Committee members discussed whether the choice of recording the collection at cost, or including a note reference, should be an accounting policy choice that would be selected once by an NFPO and applied to all of its collections, versus allowing a different policy choice for each collection. Committee members noted that for most NFPOs, all items are considered part of one collection or they choose the same policy for all their collections. The Committee agreed to suggest to the AcSB that the proposed amendment should be an accounting policy choice that is selected once by an NFPO and applied to all of its collections. Consistent with the proposals for tangible and intangible assets, the Committee agreed to request that the AcSB consider requiring NFPOs to recognize partial impairments of collections to reflect a decline in the value of the collections.
Committee members also discussed the need for guidance if collections are recorded at cost. The Committee agreed that guidance, including a description of what is included in the cost of a collection, would be useful to NFPOs. The Committee agreed to suggest to the AcSB that if collections were to be recorded at cost, guidance for determining cost should be added.
The Committee previously suggested to the AcSB that the proposed amendments be applied prospectively and that simplified transitional provisions may be necessary. Committee members discussed how prospective application of the amendments should be applied. Committee members noted that partial impairments would likely be infrequent and would usually result from redundancies or damage to major assets. The Committee agreed to suggest to the AcSB that a cumulative amount to reflect the changes during the year should be recorded in net assets at the beginning of the year the amendments become effective.

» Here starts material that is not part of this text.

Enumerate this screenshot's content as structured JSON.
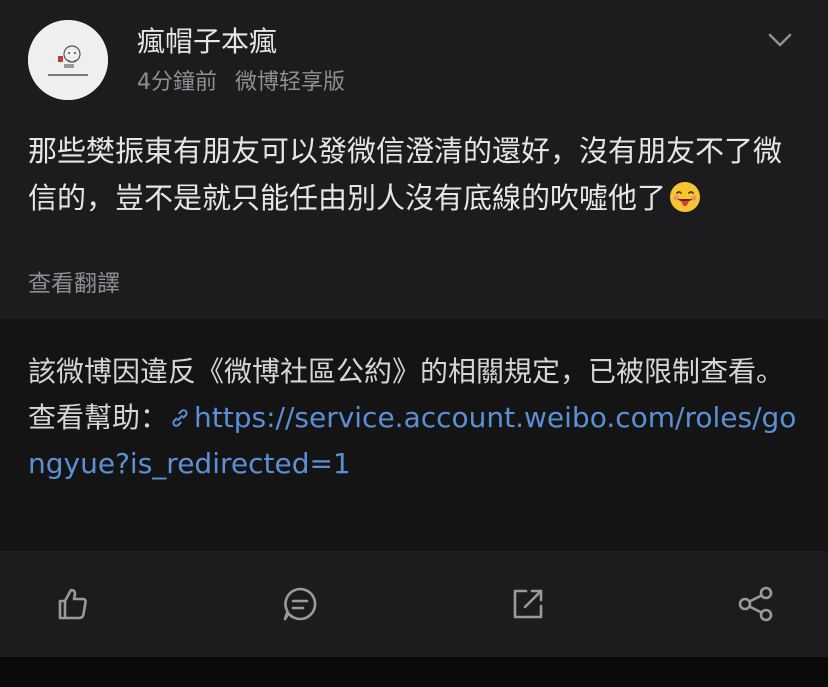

Contributions – Revenue Recognition and Related Matters
Currently, Part III permits NFPOs a free choice to apply one of two different methods of recognizing revenues from contributions. The methods result in recognizing revenue from essentially the same transaction in different accounting periods depending on the method chosen. Users that provide resources have regularly encouraged the AcSB to enhance comparability among NFPOs by adopting a single method of revenue recognition for contributions. Committee members discussed various factors to be considered in a research project on the recognition of revenue from contributions. The Committee agreed to suggest to the AcSB that a research project on the recognition of revenue from contributions should be done following the Accounting Standards Improvements Project.
Committee members discussed the need for a project on how to account for combinations between NFPOs and a project on the measurement of, and other matters pertaining to, related party transactions. Committee members also discussed common related party transactions and some of the related party transaction issues being encountered in practice. For example, common related party transactions include contributions to and from directors and other organizations, and purchases and sales of goods and services between the NFPO and its board members or family members of the board. Some of the issues cited included the difficulty in determining “control” and “significant influence”, and the absence of measurement guidance for related party transactions which creates diversity in practice. Committee members also noted that it would be helpful to consider disclosure objectives for related party transactions rather than a list of specific disclosures. The Committee agreed to request that the AcSB initiate projects on combinations between NFPOs, and related party transactions before the approved Controlled and Related Entities project.